Founded in 1943, the Hollywood Foreign Press Association comprises journalists or photographers who cover American entertainment for outlets outside the US. To join, a journalist must have a primary residence in southern California and publish at least 24 articles or photographs in non-US publications over the past three years. The group, which currently has 87 members from 55 countries, hosts the annual Golden Globe Awards that recognize achievements in film and television. Its members vote for the winners.
Why is it under fire?
This year, former HFPA president Meher Tatna told Variety that the group hasn’t had a Black member since 2002. The publication reported that the group’s policy of admitting new members only once two existing members had vouched for them was a tough barrier to cross, given that it wasn’t easy for journalists to build relationships with this tight-knit, exclusive group. The association also faced criticism for failing to nominate Black-led Oscar contenders such as Da 5 Bloods, Ma Rainey’s Black Bottom and Judas and the Black Messiah for its own Best Picture award. Last month, the group came under fire once more when its former president Phil Berk referred to Black Lives Matter as a “racist hate movement” in an email sent to members.

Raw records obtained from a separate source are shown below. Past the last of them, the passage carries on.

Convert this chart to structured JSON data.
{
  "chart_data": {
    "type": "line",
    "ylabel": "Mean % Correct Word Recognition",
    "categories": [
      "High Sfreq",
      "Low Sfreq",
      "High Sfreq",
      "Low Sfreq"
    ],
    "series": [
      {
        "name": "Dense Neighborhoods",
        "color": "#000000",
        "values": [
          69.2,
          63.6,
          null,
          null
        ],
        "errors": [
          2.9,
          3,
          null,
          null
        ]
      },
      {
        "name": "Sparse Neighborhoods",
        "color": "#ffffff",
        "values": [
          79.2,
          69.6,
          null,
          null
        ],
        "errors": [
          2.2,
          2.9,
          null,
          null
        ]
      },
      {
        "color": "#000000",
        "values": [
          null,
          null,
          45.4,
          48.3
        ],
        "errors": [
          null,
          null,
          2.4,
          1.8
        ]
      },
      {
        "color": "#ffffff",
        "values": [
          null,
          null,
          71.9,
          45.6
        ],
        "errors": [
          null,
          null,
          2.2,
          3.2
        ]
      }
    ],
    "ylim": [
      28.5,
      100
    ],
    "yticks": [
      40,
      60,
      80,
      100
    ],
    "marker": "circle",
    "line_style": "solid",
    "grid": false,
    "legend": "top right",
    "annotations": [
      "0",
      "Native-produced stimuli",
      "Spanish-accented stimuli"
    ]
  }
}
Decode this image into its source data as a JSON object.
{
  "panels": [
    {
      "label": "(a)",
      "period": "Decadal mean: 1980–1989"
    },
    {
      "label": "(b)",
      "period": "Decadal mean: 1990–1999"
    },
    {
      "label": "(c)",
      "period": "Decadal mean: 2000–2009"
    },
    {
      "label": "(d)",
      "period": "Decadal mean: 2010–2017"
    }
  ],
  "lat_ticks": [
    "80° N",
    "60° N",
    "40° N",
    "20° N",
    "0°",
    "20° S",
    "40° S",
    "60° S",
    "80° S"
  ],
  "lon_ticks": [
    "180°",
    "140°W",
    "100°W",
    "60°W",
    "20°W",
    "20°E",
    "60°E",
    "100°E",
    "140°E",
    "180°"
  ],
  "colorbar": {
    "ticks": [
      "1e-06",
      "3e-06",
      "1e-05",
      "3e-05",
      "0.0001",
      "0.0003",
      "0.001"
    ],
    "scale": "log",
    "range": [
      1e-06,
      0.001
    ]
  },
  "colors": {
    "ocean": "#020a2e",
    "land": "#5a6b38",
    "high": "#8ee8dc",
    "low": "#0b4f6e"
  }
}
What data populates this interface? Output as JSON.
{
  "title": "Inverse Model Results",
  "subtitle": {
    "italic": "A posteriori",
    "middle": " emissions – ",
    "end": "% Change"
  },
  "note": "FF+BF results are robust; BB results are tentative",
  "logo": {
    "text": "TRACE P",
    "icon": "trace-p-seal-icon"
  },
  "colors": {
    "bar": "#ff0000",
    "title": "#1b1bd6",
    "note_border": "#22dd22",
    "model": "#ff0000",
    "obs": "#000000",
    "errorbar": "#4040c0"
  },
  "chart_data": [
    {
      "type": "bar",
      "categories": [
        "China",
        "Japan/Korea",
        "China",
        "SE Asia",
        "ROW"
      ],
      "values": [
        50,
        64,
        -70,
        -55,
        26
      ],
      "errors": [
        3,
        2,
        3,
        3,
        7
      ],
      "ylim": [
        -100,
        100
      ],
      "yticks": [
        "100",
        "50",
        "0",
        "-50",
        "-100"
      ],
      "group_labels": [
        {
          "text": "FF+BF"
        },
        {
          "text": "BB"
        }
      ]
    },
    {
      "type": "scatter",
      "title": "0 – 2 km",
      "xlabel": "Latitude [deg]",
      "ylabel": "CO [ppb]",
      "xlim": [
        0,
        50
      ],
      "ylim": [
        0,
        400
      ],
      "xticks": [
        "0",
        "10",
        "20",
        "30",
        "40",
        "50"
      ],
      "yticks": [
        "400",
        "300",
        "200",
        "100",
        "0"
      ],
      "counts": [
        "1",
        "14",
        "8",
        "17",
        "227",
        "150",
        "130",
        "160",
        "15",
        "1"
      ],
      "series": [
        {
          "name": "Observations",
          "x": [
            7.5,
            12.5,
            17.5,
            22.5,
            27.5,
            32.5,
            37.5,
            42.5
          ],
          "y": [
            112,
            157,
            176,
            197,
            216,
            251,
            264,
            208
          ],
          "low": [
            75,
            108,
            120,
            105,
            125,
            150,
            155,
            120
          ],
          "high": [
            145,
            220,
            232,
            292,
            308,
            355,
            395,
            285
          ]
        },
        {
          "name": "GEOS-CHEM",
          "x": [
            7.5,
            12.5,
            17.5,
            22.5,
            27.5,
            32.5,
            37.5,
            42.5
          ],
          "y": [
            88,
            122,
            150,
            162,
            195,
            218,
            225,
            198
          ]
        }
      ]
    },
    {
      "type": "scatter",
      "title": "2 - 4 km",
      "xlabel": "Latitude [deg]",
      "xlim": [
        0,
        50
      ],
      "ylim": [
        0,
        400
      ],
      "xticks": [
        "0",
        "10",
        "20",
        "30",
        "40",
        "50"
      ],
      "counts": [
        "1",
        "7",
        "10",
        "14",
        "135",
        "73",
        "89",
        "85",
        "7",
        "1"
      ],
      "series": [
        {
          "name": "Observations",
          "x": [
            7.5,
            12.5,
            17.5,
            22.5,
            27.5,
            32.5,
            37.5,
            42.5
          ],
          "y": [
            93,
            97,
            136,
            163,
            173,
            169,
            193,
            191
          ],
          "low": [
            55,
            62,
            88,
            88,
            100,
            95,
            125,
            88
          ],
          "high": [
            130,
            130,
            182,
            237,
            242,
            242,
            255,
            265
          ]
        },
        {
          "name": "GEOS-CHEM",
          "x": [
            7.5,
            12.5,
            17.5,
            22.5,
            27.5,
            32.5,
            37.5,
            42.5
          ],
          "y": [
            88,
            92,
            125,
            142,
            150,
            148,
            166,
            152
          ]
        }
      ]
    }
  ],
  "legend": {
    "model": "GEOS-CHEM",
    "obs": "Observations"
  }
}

On May 3, the association announced it would add 20 new members this year, with a focus on underrepresented groups. It also proposed setting up a hotline to report violations and introducing term limits for members. Time’s Up president Tina Tchen criticized the proposal, stating that its September 1 deadline for some reforms meant that no changes would be implemented in time for the 2022 Golden Globes Awards cycle. She also pointed out that the group did not say it would make the process of adding new members more transparent.
What other pushback has it gotten?
More than 100 Hollywood publicity firms published a joint statement announcing that they would refrain from attending HFPA-sanctioned events unless the association spoke about its issues with greater specificity and set a timeline that took into account the 2022 awards season to fix them. Amazon Studios and Netflix announced that they would stop working with the HFPA until steps were taken to reform the group. WarnerMedia announced that it was boycotting the HFPA, criticizing its lack of diversity and the “special favors and unprofessional requests [that] have been made to our teams and to others across the industry.” NBCUniversal stated that it would not air the Globes in 2022.
Actress Scarlett Johansson revealed that she had refused to participate in HFPA conferences for years on account of receiving “sexist questions and remarks…bordering on sexual harassment” from its members. Actor Mark Ruffalo called on the group to “right its wrongs” adding, “Honestly, as a recent winner of a Golden Globe, I cannot feel proud or happy about being a recipient of this award.”
— Mark Ruffalo (@MarkRuffalo) May 8, 2021
What other controversies has the organisation faced?
In 2018, actor Brendan Fraser said former HFPA president Philip Berk groped him in 2003. While Berk denied this, the organization conducted an investigation into the incident and asked Fraser to consider signing off on a joint statement concluding that Berk’s behaviour “was intended to be taken as a joke and not as a sexual advance.” Fraser refused, saying that the association refused to share the details of their investigation, their evidence or what procedure they used to arrive at such a conclusion. Berk continued to remain an active voter in the organisation.
A Los Angeles Times investigation published earlier this year reported that the group’s smaller size makes it easier to lobby and influence during awards season, compared to the Academy of Motion Picture Arts and Sciences and the Television Academy. It pointed out that the team behind Netflix series Emily in Paris, which secured two Golden Globe nominations despite middling reviews, had earlier treated HFPA members to a two-night stay at a five-star hotel and trips to a private museum.